The ministerial committee for military acquisitions signed off on the purchase of another squadron’s worth of F-35 fighter jets, as well as four Boeing KC-46 refueling planes and advanced missiles and bombs on Tuesday, following government approval last week for a contentious funding scheme to pay for the equipment involving massive loans from the United States, the government said.

The approval for the purchases came after some three years of requests from the military for the equipment, which was held up due to political squabbles and fights over the budget.

The committee still needs to approve the purchase of new heavy transport aircraft to replace the Israeli Air Force’s aging fleet of Sikorsky CH-53 helicopters and what type of fighter jet will be purchased for a second new squadron.

The Defense Ministry had been wavering between the Boeing CH-47 Chinook and Sikorsky CH-53K Sea Stallion heavy transport helicopters to replace its 50-year-old Yassur helicopters, but when Defense Minister Benny Gantz came into his position last year, he ordered the military to reconsider purchasing the V-22 tilt-rotor aircraft, which can function as both an airplane and a helicopter, giving the military — particularly special forces — greater flexibility.

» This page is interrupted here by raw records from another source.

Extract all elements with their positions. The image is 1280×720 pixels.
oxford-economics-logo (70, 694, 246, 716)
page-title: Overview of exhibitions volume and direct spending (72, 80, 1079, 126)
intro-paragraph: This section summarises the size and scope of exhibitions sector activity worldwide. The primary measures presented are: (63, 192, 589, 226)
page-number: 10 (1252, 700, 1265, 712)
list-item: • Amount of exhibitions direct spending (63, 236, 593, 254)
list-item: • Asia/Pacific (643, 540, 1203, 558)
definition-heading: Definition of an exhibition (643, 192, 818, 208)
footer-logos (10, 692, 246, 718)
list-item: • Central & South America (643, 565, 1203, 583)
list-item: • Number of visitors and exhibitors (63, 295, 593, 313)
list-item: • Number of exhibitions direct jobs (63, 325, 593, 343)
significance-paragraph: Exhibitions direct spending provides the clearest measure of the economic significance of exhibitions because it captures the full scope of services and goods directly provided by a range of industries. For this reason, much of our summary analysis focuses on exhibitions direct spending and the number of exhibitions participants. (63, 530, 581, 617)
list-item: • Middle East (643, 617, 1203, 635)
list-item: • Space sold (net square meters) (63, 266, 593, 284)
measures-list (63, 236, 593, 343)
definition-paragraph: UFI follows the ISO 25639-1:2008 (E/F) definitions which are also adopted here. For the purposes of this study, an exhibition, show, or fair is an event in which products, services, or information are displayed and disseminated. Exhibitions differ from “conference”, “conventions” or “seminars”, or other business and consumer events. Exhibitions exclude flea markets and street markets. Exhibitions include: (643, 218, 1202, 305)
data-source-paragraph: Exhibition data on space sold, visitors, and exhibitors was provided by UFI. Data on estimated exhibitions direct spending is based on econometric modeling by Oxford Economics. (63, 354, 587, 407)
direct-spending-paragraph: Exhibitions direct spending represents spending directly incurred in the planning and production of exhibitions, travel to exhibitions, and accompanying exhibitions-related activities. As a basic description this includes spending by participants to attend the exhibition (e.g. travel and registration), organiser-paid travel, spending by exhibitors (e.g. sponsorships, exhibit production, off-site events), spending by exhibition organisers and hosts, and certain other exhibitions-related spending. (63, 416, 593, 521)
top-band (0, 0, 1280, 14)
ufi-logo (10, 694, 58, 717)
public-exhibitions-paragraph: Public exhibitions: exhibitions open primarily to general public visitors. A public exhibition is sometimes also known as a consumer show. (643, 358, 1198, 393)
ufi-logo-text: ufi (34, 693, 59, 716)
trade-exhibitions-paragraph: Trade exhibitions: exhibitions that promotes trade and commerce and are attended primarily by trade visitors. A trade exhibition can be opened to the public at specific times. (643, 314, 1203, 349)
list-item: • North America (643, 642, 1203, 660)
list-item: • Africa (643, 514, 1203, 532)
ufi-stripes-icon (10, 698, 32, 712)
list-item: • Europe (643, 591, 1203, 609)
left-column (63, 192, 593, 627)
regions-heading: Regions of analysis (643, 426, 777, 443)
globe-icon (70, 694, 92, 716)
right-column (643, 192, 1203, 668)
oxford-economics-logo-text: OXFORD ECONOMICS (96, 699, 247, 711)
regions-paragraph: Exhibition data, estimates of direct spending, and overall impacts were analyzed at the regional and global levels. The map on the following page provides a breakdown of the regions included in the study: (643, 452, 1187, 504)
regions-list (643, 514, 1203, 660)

This sent the ministry back to the drawing board and significantly extended the selection process.

In addition, the military must decide if it wants to purchase yet another squadron’s worth of F-35 stealth fighters or if it will instead opt for an upgraded model of the F-15, the F-15EX, which is capable of carrying more and heavier munitions.

A US army Sikorsky CH-53E Super Stallion and two US V-22 Ospreys take part in a training exercise during the joint Israeli-US military Juniper Cobra air defense drill at the Tzeelim urban warfare training center in southern Israel on March 12, 2018. (Jack Guez/AFP)

These decisions have been put off for now. A new date for the committee to meet was not immediately announced.

The approvals were issued after the government signed off on the controversial funding mechanism, which was heavily opposed by the Finance Ministry and whose legality was questioned by Attorney General Avichai Mandelblit’s office.

The funding will come from the $3.8 billion of military aid that the United States gives to Israel each year, but as the payment will have to come up front, the deal will require major loans from American banks, which will cost the Israeli government hundreds of millions of shekels in interest in the future.

The approval of this plan was a significant victory for Defense Minister Gantz, whose ministry backed this option, as opposed to other proposals that involved only purchasing equipment that the government could afford without loans.

The Finance Ministry in particular had opposed this financing plan, citing budgetary concerns, but was overruled. In light of this opposition, Attorney General Avichai Mandelblit also objected to the IDF taking a loan from abroad, as such moves legally require the approval of the Finance Ministry’s accountant general, but he did not veto the cabinet’s decision.

According to Channel 12 News, Washington had set a deadline for Israel to approve the deal in the next two weeks or lose its priority in American assembly lines, which could have delayed the deal by some two years.

The Defense Ministry maintains that the interest payments could be paid for from future American military aid, assuming Washington continues to provide it.

Defense Minister Benny Gantz, left, welcomes Maj. Gen. (res.) Amir Eshel into the position of director-general of the Defense Ministry at its Tel Aviv headquarters on May 31, 2020. (Ariel Hermoni/Defense Ministry)

“The bottom line is that it’s either paying about NIS 8 billion right here and now or paying additional interest… in another decade, which the Defense Ministry will pay for with dollars from the aid budget,” Defense Ministry Director General Amir Eshel told reporters in November.

“It doesn’t add up to me that the State of Israel right now — at the peak of a budgetary deficit — would take NIS 8 billion and put it in America. There are other techniques to solve this,” Eshel said.

Eshel also noted that such arrangements have been used in the past by Israel to purchase costly military equipment, including the IDF’s current fleet of F-35 fighter jets and roughly 100 of its F-15s.